Here's an algorithm to transform the matrices. I'll explain by an example.

We want to transform $$ \begin{pmatrix} -1 & 0 & 1 & 0\\ 0 & -1 & 0 & 1\\ 0 & 1 & -1 & 0\\ 1 & 0 & 0 & -1 \end{pmatrix}\quad\text{to}\quad \begin{pmatrix} 1 & 0 & -1 & 0\\ 0 & 1 & 0 & -1\\ 0 & -1 & 1 & 0\\ -1 & 0 & 0 & 1 \end{pmatrix}. $$ We may define the companion of the first matrix as $$\begin{pmatrix} 1 & 2 & 3 & 4\\ 4 & 3 & 1 & 2 \end{pmatrix}$$ where the companion's first column gives the position of $-1$ and $1$ in the first column of the matrix resp., that is $\left(\begin{smallmatrix}1\\4\end{smallmatrix}\right)$ and so on.

Now changing two columns in the matrix changes the correspondent columns in the companion; exchanging two rows $j$ and $k$ in the matrix exchanges all values of $j$ and $k$ in the companion.

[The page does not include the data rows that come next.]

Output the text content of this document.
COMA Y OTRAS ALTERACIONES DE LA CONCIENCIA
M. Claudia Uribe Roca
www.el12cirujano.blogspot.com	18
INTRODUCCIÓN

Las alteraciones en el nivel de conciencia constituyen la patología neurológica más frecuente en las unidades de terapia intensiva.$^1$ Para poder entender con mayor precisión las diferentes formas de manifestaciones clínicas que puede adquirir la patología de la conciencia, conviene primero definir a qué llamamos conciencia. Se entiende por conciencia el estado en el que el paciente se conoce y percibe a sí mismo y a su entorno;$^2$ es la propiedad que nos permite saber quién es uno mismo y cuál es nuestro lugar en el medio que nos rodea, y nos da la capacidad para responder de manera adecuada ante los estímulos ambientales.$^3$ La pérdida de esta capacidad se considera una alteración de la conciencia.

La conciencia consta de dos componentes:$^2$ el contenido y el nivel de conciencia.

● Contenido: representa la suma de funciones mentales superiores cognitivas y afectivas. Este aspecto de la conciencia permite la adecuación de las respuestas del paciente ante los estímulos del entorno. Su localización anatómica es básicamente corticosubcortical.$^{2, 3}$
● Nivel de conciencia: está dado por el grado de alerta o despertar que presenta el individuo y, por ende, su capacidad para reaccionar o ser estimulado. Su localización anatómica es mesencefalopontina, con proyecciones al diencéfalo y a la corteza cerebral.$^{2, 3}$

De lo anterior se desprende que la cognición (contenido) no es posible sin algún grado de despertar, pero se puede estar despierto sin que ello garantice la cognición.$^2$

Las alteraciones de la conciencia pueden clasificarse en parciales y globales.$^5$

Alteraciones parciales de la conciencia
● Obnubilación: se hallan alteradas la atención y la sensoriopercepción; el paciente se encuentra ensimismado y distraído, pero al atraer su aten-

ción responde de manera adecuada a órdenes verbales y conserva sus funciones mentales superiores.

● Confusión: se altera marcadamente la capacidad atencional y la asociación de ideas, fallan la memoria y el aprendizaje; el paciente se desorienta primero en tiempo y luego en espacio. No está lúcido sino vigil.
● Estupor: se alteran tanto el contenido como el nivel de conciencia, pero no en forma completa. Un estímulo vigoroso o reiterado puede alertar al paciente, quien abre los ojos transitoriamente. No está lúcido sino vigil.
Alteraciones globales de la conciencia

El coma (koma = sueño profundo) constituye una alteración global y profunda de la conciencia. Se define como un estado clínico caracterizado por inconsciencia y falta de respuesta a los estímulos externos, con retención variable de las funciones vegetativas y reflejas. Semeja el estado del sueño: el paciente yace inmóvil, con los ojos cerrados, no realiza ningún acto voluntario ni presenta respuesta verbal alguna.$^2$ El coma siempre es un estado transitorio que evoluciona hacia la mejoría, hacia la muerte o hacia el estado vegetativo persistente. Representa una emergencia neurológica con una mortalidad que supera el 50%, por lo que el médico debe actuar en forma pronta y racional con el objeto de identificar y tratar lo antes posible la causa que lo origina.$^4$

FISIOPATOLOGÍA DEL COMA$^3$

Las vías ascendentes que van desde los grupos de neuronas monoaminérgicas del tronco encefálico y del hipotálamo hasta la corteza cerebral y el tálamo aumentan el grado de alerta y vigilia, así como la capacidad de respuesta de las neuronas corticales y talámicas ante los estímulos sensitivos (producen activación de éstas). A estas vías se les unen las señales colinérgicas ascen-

We want to go from $$\begin{pmatrix} 1 & 2 & 3 & 4\\ 4 & 3 & 1 & 2 \end{pmatrix}\quad\text{to}\quad\begin{pmatrix} 4 & 3 & 1 & 2\\ 1 & 2 & 3 & 4 \end{pmatrix}.$$ Start with exchanging the first and last column of the companion: $$\begin{pmatrix} 4 & 2 & 3 & 1\\ 2 & 3 & 1 & 4 \end{pmatrix}.$$ Now the first column should be $\left(\begin{smallmatrix}4\\1\end{smallmatrix}\right)$, hence we swap row $1$ and $2$ to obtain $$\begin{pmatrix} 4 & 1 & 3 & 2\\ 1 & 3 & 2 & 4 \end{pmatrix}.$$ Repeat the process with the companion's second column, that is switch columns $2$ and $3$: $$\begin{pmatrix} 4 & 3 & 1 & 2\\ 1 & 2 & 3 & 4 \end{pmatrix}$$ and we're done already. That was easily done, now another example for the systematic way

Take the companion $$\begin{pmatrix} 2 & 3 & 1 & 5 & 4\\ 4 & 5 & 3 & 1 & 2 \end{pmatrix}. $$ Look for cycles in the permutation, there are two, namely $(3,5,1)$ and $(2,4)$. Now first change $3$ to $5$, that is, exchange row $3$ with row $5$ in the corresponding matrix to get $$\begin{pmatrix} 2 & 5 & 1 & 3 & 4\\ 4 & 3 & 5 & 1 & 2 \end{pmatrix}, $$ then exchange $5$ and $1$: $$\begin{pmatrix} 2 & 1 & 5 & 3 & 4\\ 4 & 3 & 1 & 5 & 2 \end{pmatrix} $$ and for the first cycle finally $1$ and $3$: $$\begin{pmatrix} 2 & 3 & 5 & 1 & 4\\ 4 & 1 & 3 & 5 & 2 \end{pmatrix}. $$ For the second cycle exchange $2$ and $4$ $$\begin{pmatrix} 4 & 3 & 5 & 1 & 2\\ 2 & 1 & 3 & 5 & 4 \end{pmatrix}.$$ Now change the columns for the correct order: $$\begin{pmatrix} 4 & 5 & 3 & 1 & 2\\ 2 & 3 & 1 & 5 & 4 \end{pmatrix}.$$ Done!

For the first example we could have perform the changes $1\leftrightarrow4$, $4\leftrightarrow2$, $2\leftrightarrow3$, and $3\leftrightarrow1$ and then switch the columns accordingly, but there obviously was an easier way.